My particular needs for PDF creation are somewhat unusual, so I'm not surprised that Acrobat Pro seems to be the only thing that suits my needs. If anyone knows of a PDF creation library that has good support for the various image compression schemes supported by PDF, I'd love to know about it.

Currently I'm using a 10 year old paid version of Acrobat Pro because I'm unwilling to spend another $500 to get a modern copy simply to compress images. I use it for scanning and archiving old computer manuals. In many cases jbig on 1bpp images is good enough; other times I want to use one of the more sophisticated hybrid schemes so I can have B&W or color images interspersed on the page with 1bpp text. Acrobat does a pretty good job of auto-deskewing images and doing analysis to figure out which compression type to use in different sections of the same page.

This doesn't completely fix your issue, but since you mentioned deskewing, I clean up my scanned documents using ScanTailor Advanced:

https://github.com/4lex4/scantailor-advanced

I find the autodeskewing algorithm to work well, but it allows hand adjustment as well, which I like. As I've gotten better as using it, I've been able to get the size of my scanned documents down considerably by cleaning up the scans. This includes some old manuals.

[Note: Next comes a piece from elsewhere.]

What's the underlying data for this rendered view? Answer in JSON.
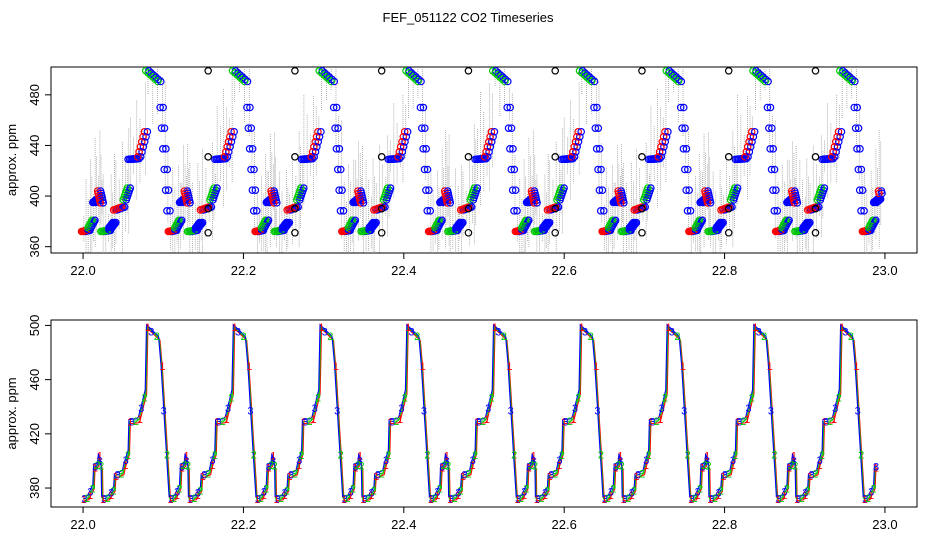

As far as the pdf encoding itself, I use both mutool, from mupdf, and qpdf. I just checked and it looks like while they both compress their streams, it may not have the same flexibility with Acrobat Pro. For me, I'll decompress, edit, and recompress streams on the files and that's been fine for my use.

That said, if someone knows of a better tool for compressing streams in a PDF, I'd be interested to hear about it as well.